Палаты наверху практически не отличались одна от другой. В каждой напротив двери было окно, под которым стояла койка, а рядом с ней тумбочка, выкрашенная в белый цвет. Светлые стены, пол из некрашеных досок. Из окна виднелась выступавшая крыша первого этажа, дальше начиналось кладбище с двумя старыми кряжистыми соснами, на которых поселилось целое семейство сов. Их печальное ночное уханье еще усиливало атмосферу заброшенности, царившую на верхнем этаже, и Мисако часто становилось не по себе, когда ей приходилось оставлять священника в одиночестве.
Она придвинула кровать в соседней палате поближе к стене, чтобы всю ночь быть рядом с больным. Их разделял лишь тонкий слой досок. Обычно она уходила около часа ночи, дождавшись последнего визита сестры и убедившись, что Тэйсин спокойно уснул. Спала не раздеваясь, в свитере и джинсах, и, едва заслышав кашель, тут же бежала в соседнюю палату. Рано утром Кэйко будила ее, и Мисако отправлялась домой, чтобы принять ванну и урвать еще несколько часов сна.
К утру субботы лихорадка ослабла, капельницу и кислородную маску убрали. Тэйсин уже мог садиться в постели и съедать самостоятельно чашку жидкой рисовой каши. После обеда приходила Мисако со сладким чаем, яблоками и мандаринами. Сидя у постели, она чистила фрукты. Монах послушно их ел, однако было ясно, что его знаменитый аппетит остался в прошлом.
В понедельник он смог уже сам доплестись до туалета, но все еще был очень слаб. Несколько раз в день приходилось терпеть неприятные лечебные процедуры. Медсестра входила в палату в большом белом переднике с непреклонным огоньком в глазах, и Тэйсин понимал, что сейчас должен будет лечь поперек койки, уткнувшись лицом в специальное корытце из нержавеющей стали, а женщина начнет мять и выколачивать его спину, словно матрас, пока измученные вконец легкие не сожмутся в конвульсиях, выбрасывая из себя отвратительную грязно-желтую мокроту. Хуже всего было, когда в палате в этот момент присутствовали Кэйко или Мисако, наблюдая за его унижением. Тем не менее сам факт проявления эмоций свидетельствовал об улучшении состояния больного.
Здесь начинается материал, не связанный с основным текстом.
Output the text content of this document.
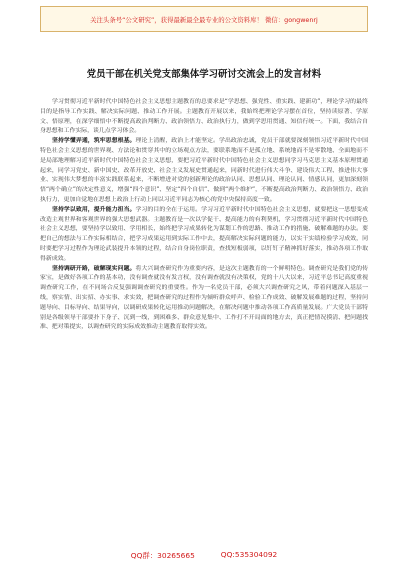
关注头条号“公文研究”，获得最新最全最专业的公文资料库！ 微信：gongwenrj
党员干部在机关党支部集体学习研讨交流会上的发言材料

学习贯彻习近平新时代中国特色社会主义思想主题教育的总要求是“学思想、强党性、重实践、建新功”，理论学习的最终目的是指导工作实践、解决实际问题、推动工作开展。主题教育开展以来，我始终把理论学习摆在首位，坚持读原著、学原文、悟原理，在深学细悟中不断提高政治判断力、政治领悟力、政治执行力，做到学思用贯通、知信行统一。下面，我结合自身思想和工作实际，谈几点学习体会。

坚持学懂弄通，筑牢思想根基。理论上清醒，政治上才能坚定。学出政治忠诚，党员干部就要深刻领悟习近平新时代中国特色社会主义思想的世界观、方法论和贯穿其中的立场观点方法，要联系地而不是孤立地、系统地而不是零散地、全面地而不是局部地理解习近平新时代中国特色社会主义思想，要把习近平新时代中国特色社会主义思想同学习马克思主义基本原理贯通起来，同学习党史、新中国史、改革开放史、社会主义发展史贯通起来，同新时代进行伟大斗争、建设伟大工程、推进伟大事业、实现伟大梦想的丰富实践联系起来，不断增进对党的创新理论的政治认同、思想认同、理论认同、情感认同，更加深刻领悟“两个确立”的决定性意义，增强“四个意识”、坚定“四个自信”、做到“两个维护”，不断提高政治判断力、政治领悟力、政治执行力，更加自觉地在思想上政治上行动上同以习近平同志为核心的党中央保持高度一致。

坚持学以致用，提升能力担当。学习的目的全在于运用。学习习近平新时代中国特色社会主义思想，就要把这一思想变成改造主观世界和客观世界的强大思想武器。主题教育是一次以学促干、提高能力的有利契机，学习贯彻习近平新时代中国特色社会主义思想，要坚持学以致用、学用相长，始终把学习成果转化为谋划工作的思路、推动工作的措施、破解难题的办法。要把自己的想法与工作实际相结合，把学习成果运用到实际工作中去，提高解决实际问题的能力，以实干实绩检验学习成效，同时要把学习过程作为理论武装提升本领的过程，结合自身岗位职责，查找短板弱项，以钉钉子精神抓好落实，推动各项工作取得新成效。

坚持调研开路，破解现实问题。将大兴调查研究作为重要内容，是这次主题教育的一个鲜明特色。调查研究是我们党的传家宝，是做好各项工作的基本功，没有调查就没有发言权，没有调查就没有决策权，党的十八大以来，习近平总书记高度重视调查研究工作，在不同场合反复强调调查研究的重要性。作为一名党员干部，必须大兴调查研究之风，带着问题深入基层一线，察实情、出实招、办实事、求实效，把调查研究的过程作为倾听群众呼声、检验工作成效、破解发展难题的过程，坚持问题导向、目标导向、结果导向，以调研成果转化运用推动问题解决，在解决问题中推动各项工作高质量发展。广大党员干部特别是各级领导干部要扑下身子、沉到一线，到困难多、群众意见集中、工作打不开局面的地方去，真正把情况摸清、把问题找准、把对策提实，以调查研究的实际成效推动主题教育取得实效。

QQ群：30265665	QQ:535304092
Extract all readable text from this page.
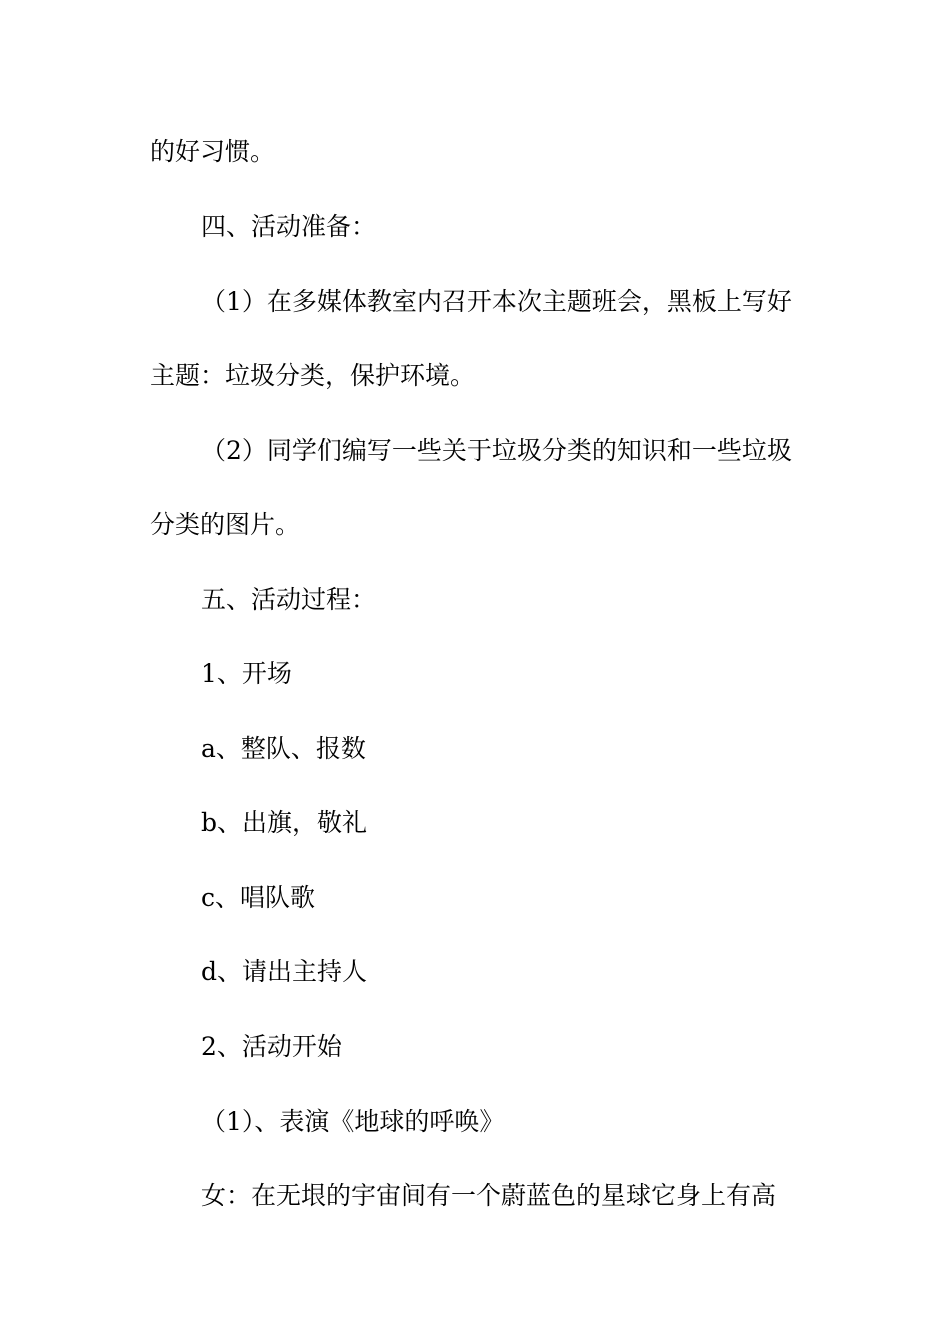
的好习惯。
四、活动准备：
（1）在多媒体教室内召开本次主题班会，黑板上写好
主题：垃圾分类，保护环境。
（2）同学们编写一些关于垃圾分类的知识和一些垃圾
分类的图片。
五、活动过程：
1、开场
a、整队、报数
b、出旗，敬礼
c、唱队歌
d、请出主持人
2、活动开始
（1）、表演《地球的呼唤》
女：在无垠的宇宙间有一个蔚蓝色的星球它身上有高
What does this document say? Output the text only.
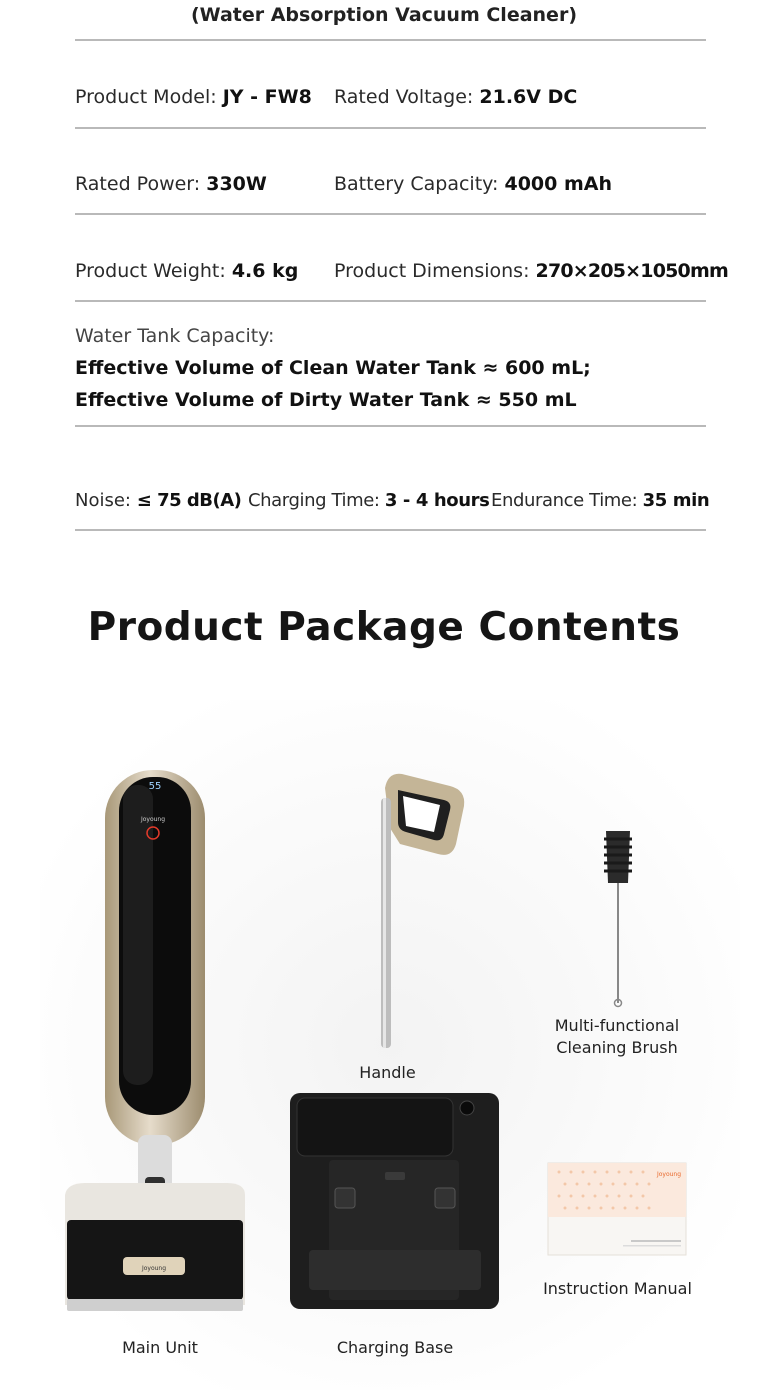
(Water Absorption Vacuum Cleaner)
Product Model: JY - FW8 Rated Voltage: 21.6V DC
Rated Power: 330W	Battery Capacity: 4000 mAh
Product Weight: 4.6 kg Product Dimensions: 270×205×1050mm
Water Tank Capacity:
Effective Volume of Clean Water Tank ≈ 600 mL;
Effective Volume of Dirty Water Tank ≈ 550 mL
Noise: ≤ 75 dB(A) Charging Time: 3 - 4 hours Endurance Time: 35 min
Product Package Contents
55
Joyoung
Joyoung
Joyoung
Multi-functional Cleaning Brush
Handle
Instruction Manual
Main Unit	Charging Base
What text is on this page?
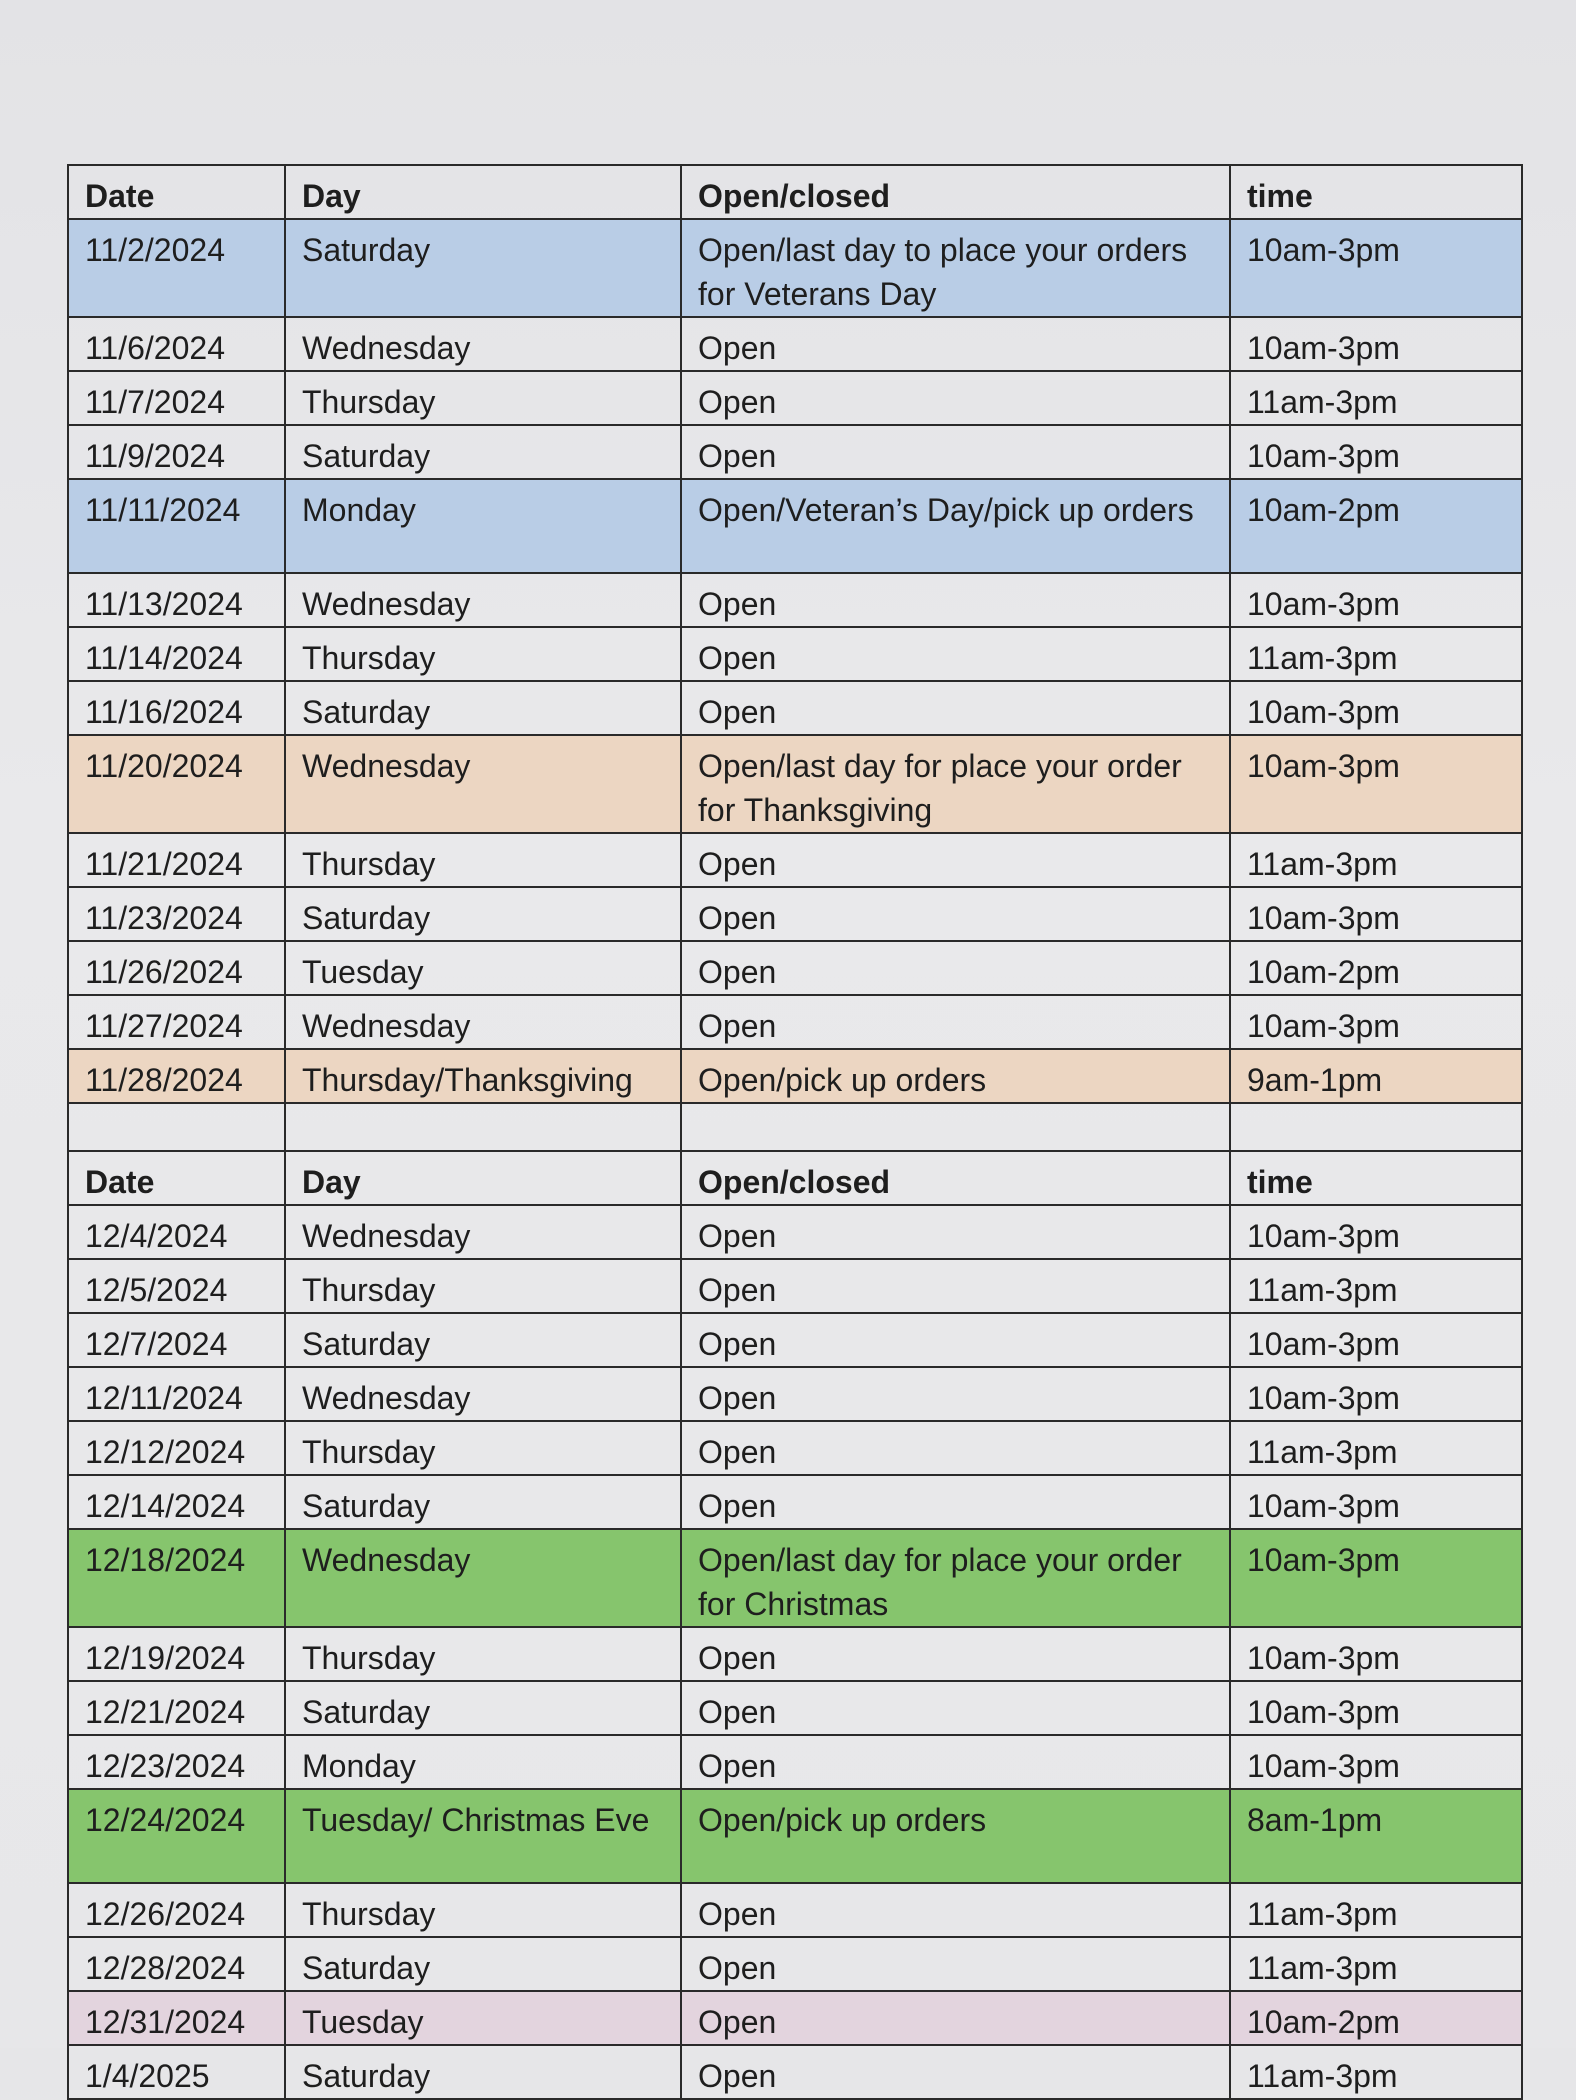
Date	Day	Open/closed	time
11/2/2024	Saturday	Open/last day to place your orders for Veterans Day	10am-3pm
11/6/2024	Wednesday	Open	10am-3pm
11/7/2024	Thursday	Open	11am-3pm
11/9/2024	Saturday	Open	10am-3pm
11/11/2024	Monday	Open/Veteran’s Day/pick up orders	10am-2pm
11/13/2024	Wednesday	Open	10am-3pm
11/14/2024	Thursday	Open	11am-3pm
11/16/2024	Saturday	Open	10am-3pm
11/20/2024	Wednesday	Open/last day for place your order for Thanksgiving	10am-3pm
11/21/2024	Thursday	Open	11am-3pm
11/23/2024	Saturday	Open	10am-3pm
11/26/2024	Tuesday	Open	10am-2pm
11/27/2024	Wednesday	Open	10am-3pm
11/28/2024	Thursday/Thanksgiving	Open/pick up orders	9am-1pm

Date	Day	Open/closed	time
12/4/2024	Wednesday	Open	10am-3pm
12/5/2024	Thursday	Open	11am-3pm
12/7/2024	Saturday	Open	10am-3pm
12/11/2024	Wednesday	Open	10am-3pm
12/12/2024	Thursday	Open	11am-3pm
12/14/2024	Saturday	Open	10am-3pm
12/18/2024	Wednesday	Open/last day for place your order for Christmas	10am-3pm
12/19/2024	Thursday	Open	10am-3pm
12/21/2024	Saturday	Open	10am-3pm
12/23/2024	Monday	Open	10am-3pm
12/24/2024	Tuesday/ Christmas Eve	Open/pick up orders	8am-1pm
12/26/2024	Thursday	Open	11am-3pm
12/28/2024	Saturday	Open	11am-3pm
12/31/2024	Tuesday	Open	10am-2pm
1/4/2025	Saturday	Open	11am-3pm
Больничная рутина была слегка нарушена в понедельник вечером. Кэйко отмечала свой день рождения, и семья Итимура собралась втроем — Таро уже отбыл в университет — на праздничный обед сукияки. В конце обеда после чашечки теплого сакэ Мисако, преодолев стыд и унижение, рассказала, как ездила в дом мужа забрать кимоно.
— Просто трудно поверить, — покачал головой доктор. — Неужели люди способны так себя вести?
Кэйко слушала дочь с каменным лицом. Когда дело дошло до денег в хозяйственном пакете, они с мужем пораженно переглянулись.
— Дядя Хидео об этом знает? — поинтересовалась Кэйко.
— Я с ним не общалась, — опустила глаза Мисако.
Мать выпрямилась, ее нос с легкой горбинкой надменно задрался вверх.
— Ну так узнает, — пообещала она. — Я ему напишу.
— Мама, пожалуйста! — взмолилась Мисако. — Не надо никому писать! Какой смысл? С браком все равно покончено, ничего уже не изменишь. — Она начала всхлипывать. — Любовница Хидео ждет ребенка… Оставим их в покое.
Кэйко подала дочери салфетку.
— Вытри глаза и успокойся! Тебе никогда больше не придется иметь дело с семьей Имаи… А вот им теперь придется иметь дело со мной.